Do Whatever You Want All the Time Do Whatever You Want All the Time

Álbumes

Ponytail PonytailDo Whatever You Want All the Time

8.1 / 10

Ponytail  Do Whatever You Want All the Time WE ARE FREE

La culpa de todo la tuvo una asignatura de su instituto de artes que les obligaba a formar un grupo de música. Hoy aquello suena a anécdota si atendemos, en comparación, al nivel que han alcanzado Ponytail: para que se hagan una idea, el batería Jeremy Hyman ¡ha acabado unido a Boredoms! Está más que claro que, como alumnos, Ponytail se merecen un buen sobresaliente en expresión artística. Podría colgárseles de la pared de un museo. Siempre van a la contra y hacen con su música lo que les da la real gana. Este disco, por ejemplo, nos asalta de sorpresa. Como un trabajo inesperado que parece su despedida definitiva, llega tras la anunciada disolución de la banda el pasado verano. Y es que, al parecer, los proyectos en que se han visto inmersos desde entonces los miembros del grupo –no sólo Hyman en Boredoms, sino también los guitarristas Dustin Wong y Ken Seeno trabajando en solitario– les han excitado de tal manera que han considerado que, como Ponytail, aún no lo habían dado todo. Digamos que han sentido la necesidad de volver a la madriguera original para decir su última palabra desde allí. El viscoso “Do Whatever You Want All the Time” sabe a eso, a última vuelta de tuerca deconstructiva, a componente extra de abstracción, a giro de 180º a un ideario estilístico ya de por sí retorcido de más.

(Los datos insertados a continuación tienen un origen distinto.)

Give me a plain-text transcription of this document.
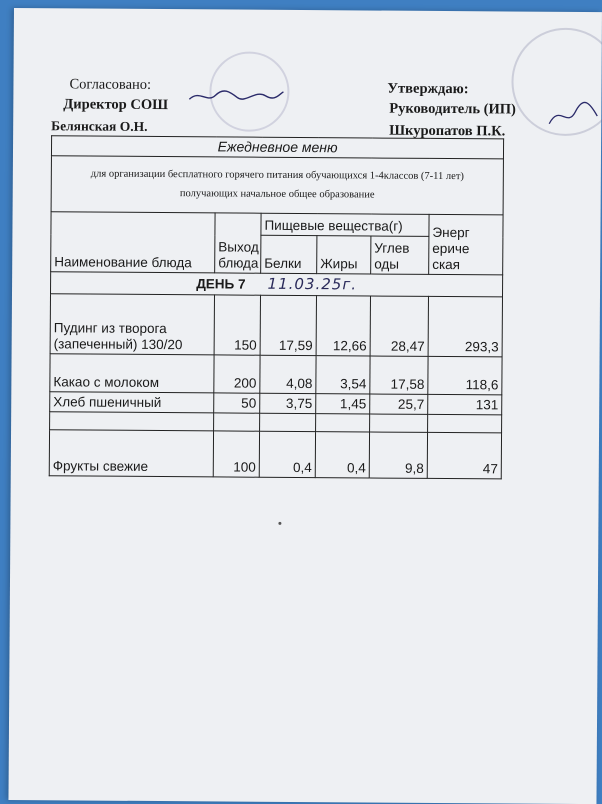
Согласовано:
Директор СОШ
Белянская О.Н.
Утверждаю:
Руководитель (ИП)
Шкуропатов П.К.
Ежедневное меню					

для организации бесплатного горячего питания обучающихся 1-4классов (7-11 лет)
получающих начальное общее образование					

Наименование блюда	Выход блюда	Пищевые вещества(г)			Энерг ериче ская
		Белки	Жиры	Углев оды	
ДЕНЬ 7 11.03.25г.					
Пудинг из творога (запеченный) 130/20	150	17,59	12,66	28,47	293,3
Какао с молоком	200	4,08	3,54	17,58	118,6
Хлеб пшеничный	50	3,75	1,45	25,7	131

Фрукты свежие	100	0,4	0,4	9,8	47
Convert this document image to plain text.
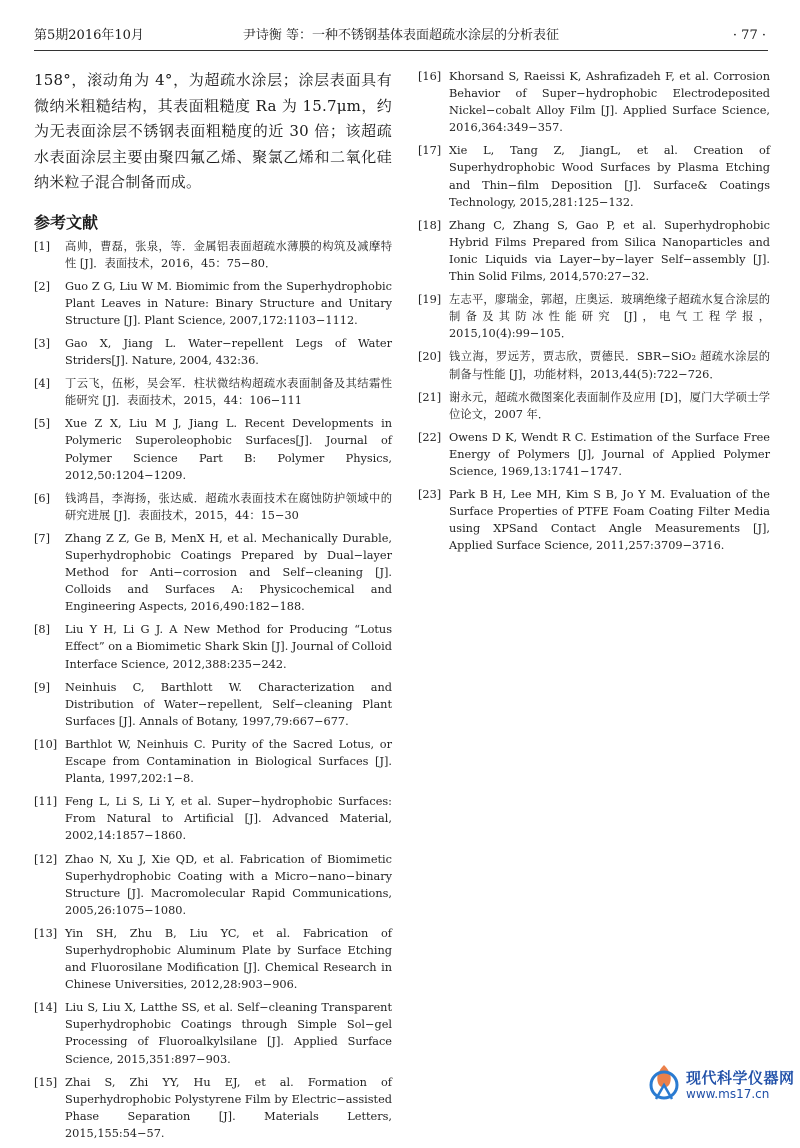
第5期2016年10月	尹诗衡 等：一种不锈钢基体表面超疏水涂层的分析表征	· 77 ·

158°，滚动角为 4°，为超疏水涂层；涂层表面具有微纳米粗糙结构，其表面粗糙度 Ra 为 15.7μm，约为无表面涂层不锈钢表面粗糙度的近 30 倍；该超疏水表面涂层主要由聚四氟乙烯、聚氯乙烯和二氧化硅纳米粒子混合制备而成。

参考文献
[1] 高帅，曹磊，张泉，等．金属铝表面超疏水薄膜的构筑及减摩特性 [J]．表面技术，2016，45：75−80．
[2] Guo Z G, Liu W M. Biomimic from the Superhydrophobic Plant Leaves in Nature: Binary Structure and Unitary Structure [J]. Plant Science, 2007,172:1103−1112.
[3] Gao X, Jiang L. Water−repellent Legs of Water Striders[J]. Nature, 2004, 432:36.
[4] 丁云飞，伍彬，吴会军．柱状微结构超疏水表面制备及其结霜性能研究 [J]．表面技术，2015，44：106−111
[5] Xue Z X, Liu M J, Jiang L. Recent Developments in Polymeric Superoleophobic Surfaces[J]. Journal of Polymer Science Part B: Polymer Physics, 2012,50:1204−1209.
[6] 钱鸿昌，李海扬，张达威．超疏水表面技术在腐蚀防护领域中的研究进展 [J]．表面技术，2015，44：15−30
[7] Zhang Z Z, Ge B, MenX H, et al. Mechanically Durable, Superhydrophobic Coatings Prepared by Dual−layer Method for Anti−corrosion and Self−cleaning [J]. Colloids and Surfaces A: Physicochemical and Engineering Aspects, 2016,490:182−188.
[8] Liu Y H, Li G J. A New Method for Producing “Lotus Effect” on a Biomimetic Shark Skin [J]. Journal of Colloid Interface Science, 2012,388:235−242.
[9] Neinhuis C, Barthlott W. Characterization and Distribution of Water−repellent, Self−cleaning Plant Surfaces [J]. Annals of Botany, 1997,79:667−677.
[10] Barthlot W, Neinhuis C. Purity of the Sacred Lotus, or Escape from Contamination in Biological Surfaces [J]. Planta, 1997,202:1−8.
[11] Feng L, Li S, Li Y, et al. Super−hydrophobic Surfaces: From Natural to Artificial [J]. Advanced Material, 2002,14:1857−1860.
[12] Zhao N, Xu J, Xie QD, et al. Fabrication of Biomimetic Superhydrophobic Coating with a Micro−nano−binary Structure [J]. Macromolecular Rapid Communications, 2005,26:1075−1080.
[13] Yin SH, Zhu B, Liu YC, et al. Fabrication of Superhydrophobic Aluminum Plate by Surface Etching and Fluorosilane Modification [J]. Chemical Research in Chinese Universities, 2012,28:903−906.
[14] Liu S, Liu X, Latthe SS, et al. Self−cleaning Transparent Superhydrophobic Coatings through Simple Sol−gel Processing of Fluoroalkylsilane [J]. Applied Surface Science, 2015,351:897−903.
[15] Zhai S, Zhi YY, Hu EJ, et al. Formation of Superhydrophobic Polystyrene Film by Electric−assisted Phase Separation [J]. Materials Letters, 2015,155:54−57.
[16] Khorsand S, Raeissi K, Ashrafizadeh F, et al. Corrosion Behavior of Super−hydrophobic Electrodeposited Nickel−cobalt Alloy Film [J]. Applied Surface Science, 2016,364:349−357.
[17] Xie L, Tang Z, JiangL, et al. Creation of Superhydrophobic Wood Surfaces by Plasma Etching and Thin−film Deposition [J]. Surface& Coatings Technology, 2015,281:125−132.
[18] Zhang C, Zhang S, Gao P, et al. Superhydrophobic Hybrid Films Prepared from Silica Nanoparticles and Ionic Liquids via Layer−by−layer Self−assembly [J]. Thin Solid Films, 2014,570:27−32.
[19] 左志平，廖瑞金，郭超，庄奥运．玻璃绝缘子超疏水复合涂层的制备及其防冰性能研究 [J]，电气工程学报，2015,10(4):99−105．
[20] 钱立海，罗远芳，贾志欣，贾德民．SBR−SiO₂ 超疏水涂层的制备与性能 [J]，功能材料，2013,44(5):722−726．
[21] 谢永元，超疏水微图案化表面制作及应用 [D]，厦门大学硕士学位论文，2007 年．
[22] Owens D K, Wendt R C. Estimation of the Surface Free Energy of Polymers [J], Journal of Applied Polymer Science, 1969,13:1741−1747.
[23] Park B H, Lee MH, Kim S B, Jo Y M. Evaluation of the Surface Properties of PTFE Foam Coating Filter Media using XPSand Contact Angle Measurements [J], Applied Surface Science, 2011,257:3709−3716.
现代科学仪器网
www.ms17.cn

La maniobra les hace sonar más inteligentes e introspectivos que en la explosiva fiesta punk que era “Ice Cream Spiritual”. Aquí se apartan a un lado el tumulto sónico y el armazón de las canciones para quedarse con los fluidos, con las aristas más elásticas de las mismas. No es difícil imaginarse “Do Whatever You Want All the Time” como una sola canción mutante, diferente cada vez que se escucha. Los constantes cambios de ritmo y la sensación de paranoia instrumental hacen que el oyente deba mantenerse siempre alerta, con la atención solamente puesta en una música que se reproduce por esporas, de manera tan asexuada, amorfa e imprevisible como la de otros aventajados psicodélicos rarunos tipo Gang Gang Dance o Battles. Como en dichos grupos, el acabado tiene que ser muy interesante para no resultar una patraña de por sí, y el de este alienígena “Do Whatever You Want All the Time” lo es. A veces parece recuperar el mojo que han perdido Deerhoof –otros que tal bailan–, otras un happening de unos Altered Images hasta arriba de setas y, por momentos, un mal rato en el retrete de unos Devo con diarrea. Sí, la quilométrica batería de efectos utilizados, las filiformes baterías, los duelos de guitarras africanas y los berridos mongoloides pueden llegar a sentar mal al estómago y tampoco es que resulten muy recomendables para perezosos de oído. Pero si osas atreverte, encontrarás aquí el canto de cisne más freak imaginable para una banda especial como pocas.